Molecular Evaluation of HIV-1 HAART Efficacy, Comparison of TDF+3TC+EFV and AZT+3TC+NVP Regimens

  •  Babacar Faye    
  •  Mame Diarra Bousso Lam    
  •  Ismail Barkire    
  •  Micailou Magassouba    
  •  Cathy Cisse    
  •  Aissatou Ngom    
  •  Alioune Dieye    


Context: The UNAIDS goal of ending the HIV epidemic by 2030 will be achieved primarily through the success of the three “95s” by 2030, and in particular the third “95 », which consists of achieving an undetectable viral load thanks to effective antiretroviral treatment. Achieving and maintaining viral suppression is the goal of ART and a good knowledge of the effectiveness of triple ARV therapies can help national HIV programs. Thus, the objective of this study was to evaluate and compare the effectiveness of the two ARTs, Tenovofir + Lamivudine +Efavirenz (TDF+3TC+EFV) and Zidovudine+Lamivudine+ Efavirenz (AZT+3TC+NVP) in their abilities to make the plasma viral load of HIV+ patients under treatment undetectable.

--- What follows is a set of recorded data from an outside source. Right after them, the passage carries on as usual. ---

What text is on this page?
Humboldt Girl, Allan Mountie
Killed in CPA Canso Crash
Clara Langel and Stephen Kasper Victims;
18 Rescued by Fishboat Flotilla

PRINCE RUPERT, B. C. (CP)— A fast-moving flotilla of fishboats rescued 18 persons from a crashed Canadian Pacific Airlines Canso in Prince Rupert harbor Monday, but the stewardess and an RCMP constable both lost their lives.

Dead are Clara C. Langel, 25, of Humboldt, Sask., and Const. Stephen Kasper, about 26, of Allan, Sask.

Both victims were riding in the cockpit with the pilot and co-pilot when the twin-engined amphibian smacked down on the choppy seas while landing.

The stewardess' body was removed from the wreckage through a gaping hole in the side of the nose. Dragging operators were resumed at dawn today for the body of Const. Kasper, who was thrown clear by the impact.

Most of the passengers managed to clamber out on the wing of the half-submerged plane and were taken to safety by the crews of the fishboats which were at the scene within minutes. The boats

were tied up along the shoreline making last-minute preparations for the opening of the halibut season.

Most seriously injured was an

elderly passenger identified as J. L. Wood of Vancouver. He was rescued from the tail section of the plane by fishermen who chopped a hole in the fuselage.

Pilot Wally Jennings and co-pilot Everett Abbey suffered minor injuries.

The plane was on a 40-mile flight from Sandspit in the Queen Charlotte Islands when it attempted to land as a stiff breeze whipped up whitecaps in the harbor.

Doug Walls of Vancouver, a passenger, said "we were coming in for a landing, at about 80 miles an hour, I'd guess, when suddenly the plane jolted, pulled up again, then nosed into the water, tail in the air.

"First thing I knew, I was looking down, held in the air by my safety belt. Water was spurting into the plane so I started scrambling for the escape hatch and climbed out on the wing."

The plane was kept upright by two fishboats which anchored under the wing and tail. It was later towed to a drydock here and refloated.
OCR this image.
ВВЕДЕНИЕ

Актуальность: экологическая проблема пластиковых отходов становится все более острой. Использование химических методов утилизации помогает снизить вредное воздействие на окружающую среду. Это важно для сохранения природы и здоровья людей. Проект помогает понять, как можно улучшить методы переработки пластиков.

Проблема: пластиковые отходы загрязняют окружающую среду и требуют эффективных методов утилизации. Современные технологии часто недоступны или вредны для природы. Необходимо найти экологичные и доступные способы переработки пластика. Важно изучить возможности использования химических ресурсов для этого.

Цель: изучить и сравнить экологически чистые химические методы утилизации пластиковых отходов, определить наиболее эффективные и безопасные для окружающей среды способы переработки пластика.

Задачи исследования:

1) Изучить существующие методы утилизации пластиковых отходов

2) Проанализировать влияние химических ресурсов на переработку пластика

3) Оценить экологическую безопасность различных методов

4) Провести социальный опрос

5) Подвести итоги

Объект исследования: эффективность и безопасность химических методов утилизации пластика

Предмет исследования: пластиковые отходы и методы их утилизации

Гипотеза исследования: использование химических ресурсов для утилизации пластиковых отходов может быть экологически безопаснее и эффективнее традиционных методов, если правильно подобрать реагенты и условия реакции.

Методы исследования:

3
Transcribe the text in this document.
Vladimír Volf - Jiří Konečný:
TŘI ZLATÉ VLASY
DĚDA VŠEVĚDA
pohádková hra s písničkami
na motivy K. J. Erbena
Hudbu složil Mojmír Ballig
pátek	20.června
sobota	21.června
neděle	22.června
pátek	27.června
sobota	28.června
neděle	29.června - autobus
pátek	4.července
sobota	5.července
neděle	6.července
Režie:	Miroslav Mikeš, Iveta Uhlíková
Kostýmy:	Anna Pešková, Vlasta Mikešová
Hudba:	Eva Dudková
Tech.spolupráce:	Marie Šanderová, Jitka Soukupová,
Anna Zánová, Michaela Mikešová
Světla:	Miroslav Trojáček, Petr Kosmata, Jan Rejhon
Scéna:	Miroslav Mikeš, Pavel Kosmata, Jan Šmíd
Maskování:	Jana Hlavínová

Material and method: This is a retrospective study of the management of HIV-1 seropositive patients, followed at the Military Hospital of Ouakam (HMO) Molecular Biology laboratory from 2014 to 2021. The main criterion for evaluating the effectiveness of the treatment was the proportions of patients whose Viral load values were undetectable, VL< 50 copies/ml depending on duration of antiretroviral therapy (ART). Plasma viral load tests were carried out on Abbott Real Time HIV-1® (m2000sp/rt) and COBAS®AmpliPrep/COBAS®TaqMan® (Roche) version 2.0. Variables with p<0.05 were considered statistically significant for all comparisons between groups.

Results: 3,335 patients met the inclusion criteria, including 2,078 on TDF+3TC+EFV, 445 on AZT+3TC+NVP and 812 were excluded due to death, transfer or loss to follow-up. At 6 months of ART, VL was undetectable in 7.3% of patients on TDF+3TC+EFV and 6.7% of patients on AZT+3TC+NVP (P=0.67). 78.2% versus 73.4% of patients had an undetectable VL respectively for TDF+3TC+EFV and AZT+3TC+NVP at 12 months of ART (p=0.03). TDF+3TC+EFV had significantly higher virological success rates than AZT+3TC+NVP (85.7% versus 80.2%) and virological failure (VL>1000 copies/ml) was significantly greater in patients taking AZT+3TC+NVP (13% versus 7.2%) after 18 months (P=0.001). Gender and age had a significant relationship in treatment success.

Conclusion: TDF+3TC+EFV was superior in terms of virological suppression at the end of the study period. These results support the WHO recommendation to use TDF+3TD+EFV as an alternative first-line regimen.